Reverse plane geometry, anyone? I refer to Greenberg's wonderful 2010 MAA article "Old and new results in the foundations of elementary plane Euclidean and non-Euclidean geometries". There, and in his book, Greenberg defines a Hilbert plane as a model of the 13 Hilbert's first-order axioms of plane geometry. 

How many elementary equivalence classes of Hilbert planes are there? 

Recall that two Hilbert planes are elementarily equivalent if they satisfy the same first-order sentences.
A rough estimate from scanning through Greenberg's is that there are at least $10$ elementary equivalence classes. For example, among Euclidean planes, Greenberg already lists two other elementary equivalence classes: namely semi-Euclidean planes (where the angles in each triangle sum to two right angles) and Pythagorean planes (in which right-angled satisfy the Pythagorean identity). 

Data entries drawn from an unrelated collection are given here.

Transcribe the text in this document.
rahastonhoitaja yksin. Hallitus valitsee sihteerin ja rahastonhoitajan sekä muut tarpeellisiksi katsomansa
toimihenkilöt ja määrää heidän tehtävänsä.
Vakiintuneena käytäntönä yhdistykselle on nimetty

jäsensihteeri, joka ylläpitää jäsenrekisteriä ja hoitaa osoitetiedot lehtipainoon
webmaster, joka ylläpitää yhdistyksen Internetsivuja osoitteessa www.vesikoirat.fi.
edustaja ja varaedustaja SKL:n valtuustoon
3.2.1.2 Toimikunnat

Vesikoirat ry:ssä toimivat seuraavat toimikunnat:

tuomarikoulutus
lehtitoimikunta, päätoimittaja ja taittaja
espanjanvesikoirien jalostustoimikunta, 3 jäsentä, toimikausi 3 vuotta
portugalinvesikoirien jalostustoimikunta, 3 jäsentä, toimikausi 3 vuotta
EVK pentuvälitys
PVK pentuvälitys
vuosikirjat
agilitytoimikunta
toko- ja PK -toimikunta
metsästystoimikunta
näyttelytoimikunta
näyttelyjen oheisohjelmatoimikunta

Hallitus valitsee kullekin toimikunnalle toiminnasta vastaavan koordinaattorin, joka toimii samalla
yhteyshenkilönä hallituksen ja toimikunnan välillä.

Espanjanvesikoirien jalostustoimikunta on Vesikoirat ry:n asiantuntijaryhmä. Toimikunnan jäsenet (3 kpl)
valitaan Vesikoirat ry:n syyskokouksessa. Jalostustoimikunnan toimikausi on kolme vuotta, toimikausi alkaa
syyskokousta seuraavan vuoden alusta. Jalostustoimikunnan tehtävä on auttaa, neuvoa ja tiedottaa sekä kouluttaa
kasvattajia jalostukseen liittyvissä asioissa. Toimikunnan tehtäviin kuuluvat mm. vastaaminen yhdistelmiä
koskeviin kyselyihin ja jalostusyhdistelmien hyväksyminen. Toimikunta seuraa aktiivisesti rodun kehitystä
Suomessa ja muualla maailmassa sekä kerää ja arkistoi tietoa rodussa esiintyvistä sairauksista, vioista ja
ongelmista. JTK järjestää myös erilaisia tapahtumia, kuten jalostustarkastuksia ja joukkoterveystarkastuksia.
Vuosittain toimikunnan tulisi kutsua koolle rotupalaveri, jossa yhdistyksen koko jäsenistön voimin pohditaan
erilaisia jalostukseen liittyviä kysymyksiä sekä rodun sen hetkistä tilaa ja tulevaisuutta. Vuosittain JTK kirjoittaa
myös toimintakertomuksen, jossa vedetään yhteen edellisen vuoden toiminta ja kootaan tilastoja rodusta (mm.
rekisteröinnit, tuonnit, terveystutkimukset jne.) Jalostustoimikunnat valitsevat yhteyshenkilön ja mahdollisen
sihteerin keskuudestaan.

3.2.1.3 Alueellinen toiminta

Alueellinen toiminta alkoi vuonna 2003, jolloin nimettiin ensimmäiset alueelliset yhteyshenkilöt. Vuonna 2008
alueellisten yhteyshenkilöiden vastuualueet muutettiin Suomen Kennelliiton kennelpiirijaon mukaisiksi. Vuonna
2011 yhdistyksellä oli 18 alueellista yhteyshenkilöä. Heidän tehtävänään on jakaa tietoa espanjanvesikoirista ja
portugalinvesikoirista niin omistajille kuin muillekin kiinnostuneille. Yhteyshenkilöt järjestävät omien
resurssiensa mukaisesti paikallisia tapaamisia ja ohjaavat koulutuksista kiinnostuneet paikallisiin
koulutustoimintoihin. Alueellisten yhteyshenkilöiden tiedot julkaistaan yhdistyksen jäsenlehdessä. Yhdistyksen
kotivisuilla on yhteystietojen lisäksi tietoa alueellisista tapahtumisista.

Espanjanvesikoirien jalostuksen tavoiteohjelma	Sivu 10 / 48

Sorting out this zoo of plane geometries would profit from the joint effort of many mathematicians. Polymath, maybe?
 A: There are exactly $2^{\aleph_0}$ elementary equivalence classes of Hilbert planes.
Let $P$ be a subset of the set of odd primes.  Let $K_P$ be the smallest field extension of $\mathbb{Q}(\{2^{1/p}:p \in P\})$ in $\mathbb{R}$ that is closed under taking square roots of positive elements, and let $H_P$ be the plane $K_P^2$.  For each odd prime $p$, there is a first-order sentence $S_p$ expressing the existence of a sequence of $p+1$ line segments whose lengths form a geometric progression such that the last segment is twice as long as the first; it holds in $K_P^2$ if and only if $2^{1/p} \in K_P$, which by degree considerations is equivalent to $p \in P$.  Thus for subsets $P$ and $Q$ of the set of odd primes, $H_P$ and $H_Q$ are elementarily equivalent if and only if $P=Q$.  The number of choices for $P$ is $2^{\aleph_0}$.
On the other hand, there are only countably many first-order sentences, and the number of elementary equivalence classes is at most the number of subsets of the set of first-order sentences, so there are at most $2^{\aleph_0}$ elementary equivalence classes.